This "Policy Report" column was first published by Nebraska Farmer on Aug. 9, 2024, and is excerpted here with permission. Read the full column here.
The ag outlook in 2024 has been clouded by lower prices, higher production costs and shrinking margins for most commodities. The story sounds a lot like the risks faced in ag a decade ago, when producers were experiencing lower prices and tighter financial conditions. However, the risks could be even more challenging today because the financing needed to backstop declining margins and shrinking working capital would come with much higher interest rates and costs.
While the current outlook might point to the production, market and financial risks that producers face, the reality is that producers face risks across the spectrum, including legal and human risks as well.
Production risk
Crop producers are sizing up their yield prospects as fall harvest nears, assessing the impact of the various production risks experienced this year — from lingering drought conditions in some regions to wet and delayed planting conditions in other regions, and numerous storm and weather challenges during the growing season. Producers use a number of risk management strategies to address these concerns, including production practices and, of course, crop insurance.
Market risk
On the marketing side, producers may be assessing the status of their marketing plans, hoping to balance their marketing and pricing decisions to date with their expected production and remaining price risk exposure.
The price risk management strategy for crop producers actually begins with the federal farm program and Agriculture Risk Coverage or Price Loss Coverage program protection.
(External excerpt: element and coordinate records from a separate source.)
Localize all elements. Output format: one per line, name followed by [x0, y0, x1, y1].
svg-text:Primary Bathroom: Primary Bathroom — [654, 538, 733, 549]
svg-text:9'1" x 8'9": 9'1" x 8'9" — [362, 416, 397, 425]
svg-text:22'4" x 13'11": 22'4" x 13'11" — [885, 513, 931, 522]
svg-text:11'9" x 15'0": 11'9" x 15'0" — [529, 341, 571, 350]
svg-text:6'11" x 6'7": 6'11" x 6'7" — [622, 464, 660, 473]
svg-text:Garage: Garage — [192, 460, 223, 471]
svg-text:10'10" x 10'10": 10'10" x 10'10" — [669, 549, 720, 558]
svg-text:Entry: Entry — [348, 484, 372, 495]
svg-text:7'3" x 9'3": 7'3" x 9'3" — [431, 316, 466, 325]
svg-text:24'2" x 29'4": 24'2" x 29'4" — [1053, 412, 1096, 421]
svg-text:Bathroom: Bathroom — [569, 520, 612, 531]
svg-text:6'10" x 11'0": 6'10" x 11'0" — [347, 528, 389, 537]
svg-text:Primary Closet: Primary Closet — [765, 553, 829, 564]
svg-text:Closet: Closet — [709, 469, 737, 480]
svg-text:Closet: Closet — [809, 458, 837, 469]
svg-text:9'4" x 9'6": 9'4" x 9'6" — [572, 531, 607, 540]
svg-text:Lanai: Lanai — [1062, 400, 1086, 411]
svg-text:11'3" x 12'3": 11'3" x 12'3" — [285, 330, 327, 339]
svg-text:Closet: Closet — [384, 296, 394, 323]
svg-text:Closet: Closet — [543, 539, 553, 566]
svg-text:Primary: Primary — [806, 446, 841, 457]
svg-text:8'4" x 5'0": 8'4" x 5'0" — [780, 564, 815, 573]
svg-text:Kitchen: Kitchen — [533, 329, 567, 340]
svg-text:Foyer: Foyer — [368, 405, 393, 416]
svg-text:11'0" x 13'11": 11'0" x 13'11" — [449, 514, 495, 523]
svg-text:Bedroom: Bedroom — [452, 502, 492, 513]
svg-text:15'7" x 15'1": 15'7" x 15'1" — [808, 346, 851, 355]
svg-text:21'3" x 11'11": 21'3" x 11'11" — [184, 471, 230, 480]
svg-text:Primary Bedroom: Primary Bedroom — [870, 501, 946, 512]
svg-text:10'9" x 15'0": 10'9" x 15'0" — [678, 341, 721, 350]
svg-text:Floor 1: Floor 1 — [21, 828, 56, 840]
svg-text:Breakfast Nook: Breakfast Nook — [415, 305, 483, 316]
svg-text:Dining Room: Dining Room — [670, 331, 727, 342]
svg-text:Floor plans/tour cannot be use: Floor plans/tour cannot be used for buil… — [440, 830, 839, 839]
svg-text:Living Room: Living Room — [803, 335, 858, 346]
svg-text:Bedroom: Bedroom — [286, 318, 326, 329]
Coupled with the price component of the most widely used Revenue Protection crop insurance policy, producers already have a substantial price safety net in place. Further marketing decisions to manage price risk or basis risk can help producers cope with the remaining risk they face on this year’s crop as well as consider decisions for future crop years.
Financial risk
The financial picture as described above is one of shrinking margins and more pressure on working capital, cash flow and potential borrowing needs amid a higher interest rate environment. Sound financial risk management starts with good records and an assessment of the cost of production and financial position and performance. Making sound financial management decisions builds on this information to position an operation for financial stability and viability.